Boot Recovery Image: Yes
Image URL: tftp://10.21.18.1/ids-oldimg
Port IP Address: 209.165.200.230 
Port Mask: 255.255.224.0
Gateway IP Address: 209.165.200.254
 
   

The following is sample output from the show module details command, which provides additional information for a adaptive security appliance with an SSC installedL

hostname# show module 1 details
Getting details from the Service Module, please wait...
ASA 5500 Series Security Services Card-5
Hardware version: 0.1
Serial Number: JAB11370240
Firmware version: 1.0(14)3
Software version: 6.2(1)E2
MAC Address Range: 001d.45c2.e832 to 001d.45c2.e832
App. Name: IPS
App. Status: Up
App. Status Desc: Not Applicable
App. Version: 6.2(1)E2
Data plane Status: Up
Status: Up
Mgmt IP Addr: 209.165.201.29
Mgmt Network Mask: 255.255.224.0
Mgmt Gateway: 209.165.201.30 
Mgmt Access List: 209.165.201.31/32
					209.165.202.158/32
					209.165.200.254/24
Mgmt Vlan: 20
 
   

Where to Go Next

To configure the IPS module, see Chapter 55 "Configuring the IPS Module."
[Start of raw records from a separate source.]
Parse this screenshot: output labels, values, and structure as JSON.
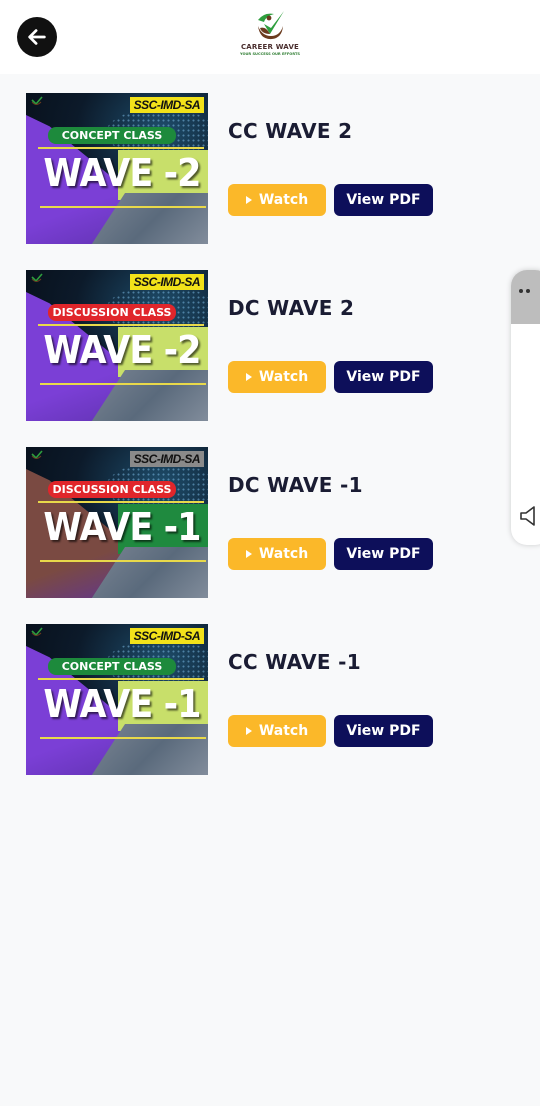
{
  "header": {
    "back_icon": "arrow-left-icon",
    "logo": {
      "title": "CAREER WAVE",
      "tagline": "YOUR SUCCESS OUR EFFORTS"
    }
  },
  "colors": {
    "watch_button": "#fbb829",
    "pdf_button": "#0d0f5a",
    "title_text": "#1a1c33",
    "background": "#f8f9fa"
  },
  "items": [
    {
      "title": "CC WAVE 2",
      "watch_label": "Watch",
      "pdf_label": "View PDF",
      "thumbnail": {
        "tag": "SSC-IMD-SA",
        "class_label": "CONCEPT CLASS",
        "wave_label": "WAVE -2",
        "tag_bg": "#f2e21a",
        "pill_bg": "#1d8a3c",
        "left_shape": "#7b3fd6",
        "right_panel": "#c8df6a"
      }
    },
    {
      "title": "DC WAVE 2",
      "watch_label": "Watch",
      "pdf_label": "View PDF",
      "thumbnail": {
        "tag": "SSC-IMD-SA",
        "class_label": "DISCUSSION CLASS",
        "wave_label": "WAVE -2",
        "tag_bg": "#f2e21a",
        "pill_bg": "#e0262b",
        "left_shape": "#7b3fd6",
        "right_panel": "#c8df6a"
      }
    },
    {
      "title": "DC WAVE -1",
      "watch_label": "Watch",
      "pdf_label": "View PDF",
      "thumbnail": {
        "tag": "SSC-IMD-SA",
        "class_label": "DISCUSSION CLASS",
        "wave_label": "WAVE -1",
        "tag_bg": "#8a8a8a",
        "pill_bg": "#e0262b",
        "left_shape": "#7a4a42",
        "right_panel": "#1f8a3f"
      }
    },
    {
      "title": "CC WAVE -1",
      "watch_label": "Watch",
      "pdf_label": "View PDF",
      "thumbnail": {
        "tag": "SSC-IMD-SA",
        "class_label": "CONCEPT CLASS",
        "wave_label": "WAVE -1",
        "tag_bg": "#f2e21a",
        "pill_bg": "#1d8a3c",
        "left_shape": "#7b3fd6",
        "right_panel": "#c8df6a"
      }
    }
  ],
  "edge_panel": {
    "handle_icon": "drag-handle-icon",
    "volume_icon": "volume-icon"
  }
}
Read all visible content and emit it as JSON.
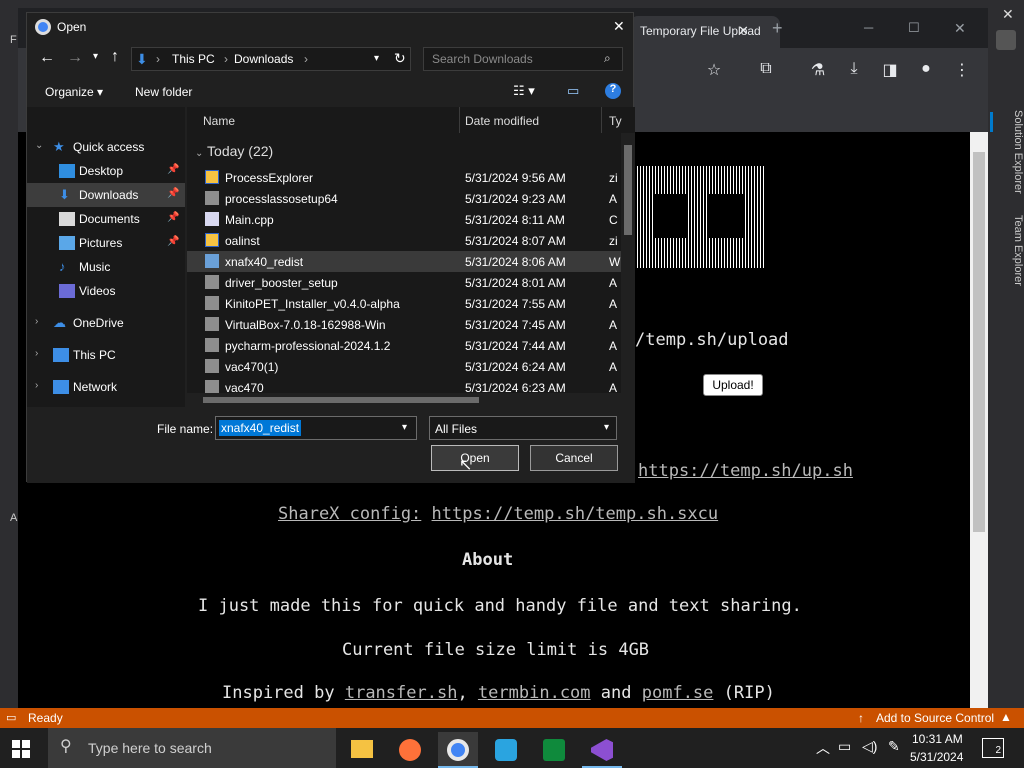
{
  "vs": {
    "left_label": "F",
    "left_label2": "A",
    "right_tabs": [
      "Solution Explorer",
      "Team Explorer"
    ],
    "status_ready": "Ready",
    "status_right": "Add to Source Control",
    "accent": "#ca5100"
  },
  "chrome": {
    "tab_title": "Temporary File Upload",
    "tab_close": "✕",
    "new_tab": "+",
    "win_min": "─",
    "win_max": "☐",
    "win_close": "✕",
    "outer_close": "✕"
  },
  "page": {
    "upload_path": "/temp.sh/upload",
    "upload_button": "Upload!",
    "script_link": "https://temp.sh/up.sh",
    "sharex_label": "ShareX config:",
    "sharex_link": "https://temp.sh/temp.sh.sxcu",
    "about_heading": "About",
    "about_line1": "I just made this for quick and handy file and text sharing.",
    "about_line2": "Current file size limit is 4GB",
    "inspired_prefix": "Inspired by",
    "inspired_link1": "transfer.sh",
    "inspired_sep": ",",
    "inspired_link2": "termbin.com",
    "inspired_and": "and",
    "inspired_link3": "pomf.se",
    "inspired_suffix": "(RIP)"
  },
  "dialog": {
    "title": "Open",
    "close": "✕",
    "breadcrumb": [
      "This PC",
      "Downloads"
    ],
    "search_placeholder": "Search Downloads",
    "organize_label": "Organize ▾",
    "new_folder_label": "New folder",
    "nav": [
      {
        "label": "Quick access",
        "icon": "star-icon"
      },
      {
        "label": "Desktop",
        "icon": "desktop-icon",
        "pinned": true
      },
      {
        "label": "Downloads",
        "icon": "download-icon",
        "pinned": true,
        "selected": true
      },
      {
        "label": "Documents",
        "icon": "document-icon",
        "pinned": true
      },
      {
        "label": "Pictures",
        "icon": "pictures-icon",
        "pinned": true
      },
      {
        "label": "Music",
        "icon": "music-icon"
      },
      {
        "label": "Videos",
        "icon": "videos-icon"
      },
      {
        "label": "OneDrive",
        "icon": "cloud-icon"
      },
      {
        "label": "This PC",
        "icon": "computer-icon"
      },
      {
        "label": "Network",
        "icon": "network-icon"
      }
    ],
    "columns": {
      "name": "Name",
      "date": "Date modified",
      "type": "Ty"
    },
    "group_label": "Today (22)",
    "files": [
      {
        "name": "ProcessExplorer",
        "date": "5/31/2024 9:56 AM",
        "type": "zi",
        "icon": "zip-icon"
      },
      {
        "name": "processlassosetup64",
        "date": "5/31/2024 9:23 AM",
        "type": "A",
        "icon": "installer-icon"
      },
      {
        "name": "Main.cpp",
        "date": "5/31/2024 8:11 AM",
        "type": "C",
        "icon": "cpp-file-icon"
      },
      {
        "name": "oalinst",
        "date": "5/31/2024 8:07 AM",
        "type": "zi",
        "icon": "zip-icon"
      },
      {
        "name": "xnafx40_redist",
        "date": "5/31/2024 8:06 AM",
        "type": "W",
        "icon": "msi-icon",
        "highlight": true
      },
      {
        "name": "driver_booster_setup",
        "date": "5/31/2024 8:01 AM",
        "type": "A",
        "icon": "installer-icon"
      },
      {
        "name": "KinitoPET_Installer_v0.4.0-alpha",
        "date": "5/31/2024 7:55 AM",
        "type": "A",
        "icon": "installer-icon"
      },
      {
        "name": "VirtualBox-7.0.18-162988-Win",
        "date": "5/31/2024 7:45 AM",
        "type": "A",
        "icon": "installer-icon"
      },
      {
        "name": "pycharm-professional-2024.1.2",
        "date": "5/31/2024 7:44 AM",
        "type": "A",
        "icon": "installer-icon"
      },
      {
        "name": "vac470(1)",
        "date": "5/31/2024 6:24 AM",
        "type": "A",
        "icon": "installer-icon"
      },
      {
        "name": "vac470",
        "date": "5/31/2024 6:23 AM",
        "type": "A",
        "icon": "installer-icon"
      }
    ],
    "filename_label": "File name:",
    "filename_value": "xnafx40_redist",
    "filetype_value": "All Files",
    "open_button": "Open",
    "cancel_button": "Cancel"
  },
  "taskbar": {
    "search_placeholder": "Type here to search",
    "time": "10:31 AM",
    "date": "5/31/2024",
    "notif_count": "2"
  }
}
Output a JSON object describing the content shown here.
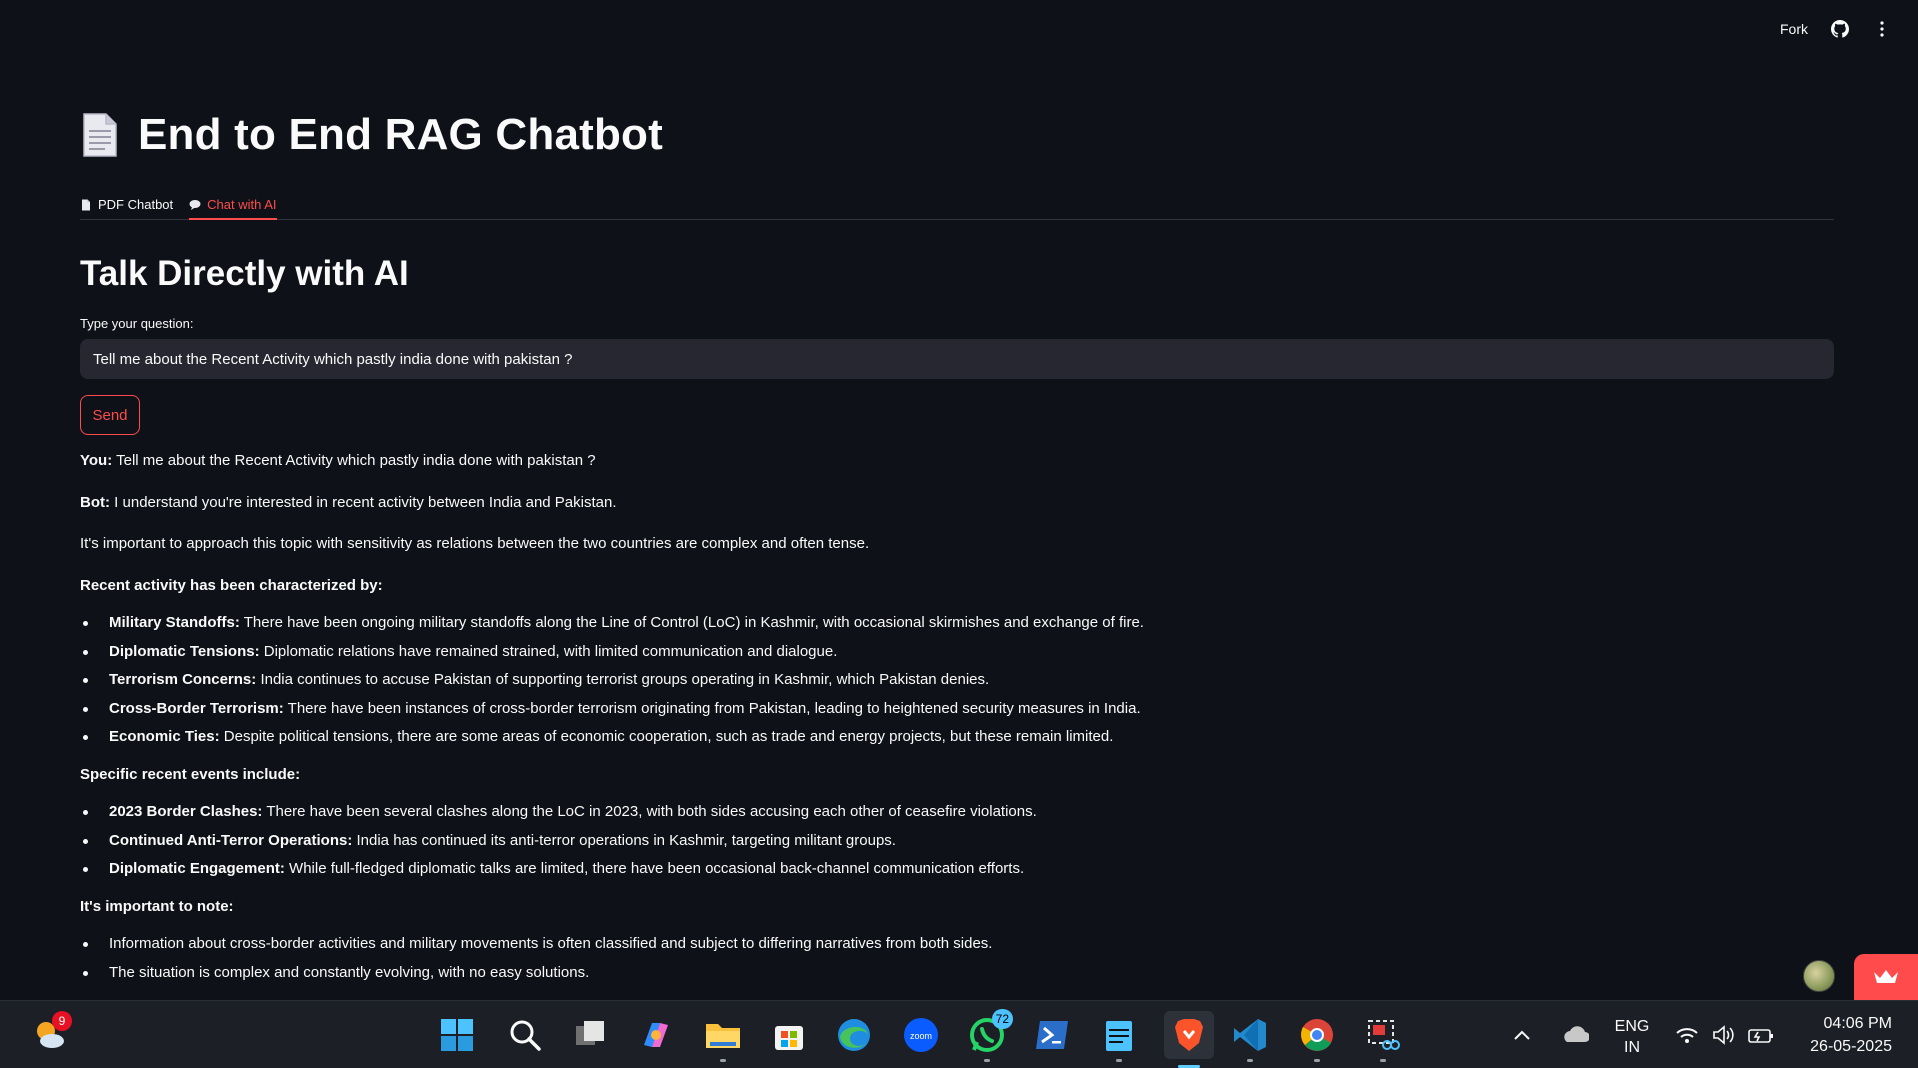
{
  "header": {
    "fork_label": "Fork"
  },
  "page": {
    "title": "End to End RAG Chatbot",
    "tabs": [
      {
        "label": "PDF Chatbot",
        "active": false
      },
      {
        "label": "Chat with AI",
        "active": true
      }
    ],
    "section_title": "Talk Directly with AI",
    "input_label": "Type your question:",
    "input_value": "Tell me about the Recent Activity which pastly india done with pakistan ?",
    "send_label": "Send"
  },
  "chat": {
    "user_prefix": "You:",
    "user_message": "Tell me about the Recent Activity which pastly india done with pakistan ?",
    "bot_prefix": "Bot:",
    "bot_intro": "I understand you're interested in recent activity between India and Pakistan.",
    "bot_para": "It's important to approach this topic with sensitivity as relations between the two countries are complex and often tense.",
    "heading1": "Recent activity has been characterized by:",
    "list1": [
      {
        "term": "Military Standoffs:",
        "text": "There have been ongoing military standoffs along the Line of Control (LoC) in Kashmir, with occasional skirmishes and exchange of fire."
      },
      {
        "term": "Diplomatic Tensions:",
        "text": "Diplomatic relations have remained strained, with limited communication and dialogue."
      },
      {
        "term": "Terrorism Concerns:",
        "text": "India continues to accuse Pakistan of supporting terrorist groups operating in Kashmir, which Pakistan denies."
      },
      {
        "term": "Cross-Border Terrorism:",
        "text": "There have been instances of cross-border terrorism originating from Pakistan, leading to heightened security measures in India."
      },
      {
        "term": "Economic Ties:",
        "text": "Despite political tensions, there are some areas of economic cooperation, such as trade and energy projects, but these remain limited."
      }
    ],
    "heading2": "Specific recent events include:",
    "list2": [
      {
        "term": "2023 Border Clashes:",
        "text": "There have been several clashes along the LoC in 2023, with both sides accusing each other of ceasefire violations."
      },
      {
        "term": "Continued Anti-Terror Operations:",
        "text": "India has continued its anti-terror operations in Kashmir, targeting militant groups."
      },
      {
        "term": "Diplomatic Engagement:",
        "text": "While full-fledged diplomatic talks are limited, there have been occasional back-channel communication efforts."
      }
    ],
    "heading3": "It's important to note:",
    "list3": [
      {
        "text": "Information about cross-border activities and military movements is often classified and subject to differing narratives from both sides."
      },
      {
        "text": "The situation is complex and constantly evolving, with no easy solutions."
      }
    ]
  },
  "taskbar": {
    "weather_badge": "9",
    "whatsapp_badge": "72",
    "lang_line1": "ENG",
    "lang_line2": "IN",
    "time": "04:06 PM",
    "date": "26-05-2025"
  },
  "colors": {
    "background": "#0e1117",
    "accent": "#ff4b4b",
    "input_bg": "#262730"
  }
}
To configure the CSC module, see Chapter 56 "Configuring the Content Security and Control Application on the CSC SSM."

Feature History for Modules

Table 54-2 lists each feature change and the platform release in which it was implemented.

Table 54-2 Feature History for the SSM and SSC 

Feature Name
Platform Releases
Feature Information

SSM support for the ASA 5510, 5520, and 5540

ASA 7.0(1)

We introduced SSMs.

The following commands were introduced to manage the SSM: hw-module module {recover | reload | reset | shutdown}, show module, and session.

Password reset

ASA 7.2(2)

The hw-module module password-reset command was introduced.

 

SSC support for the ASA 5505

ASA 8.2(1)

We introduced SSCs for the ASA 5505.

The following commands were introduced: allow-ssc-mgmt, hw-module module ip, and hw-module module allow-ip.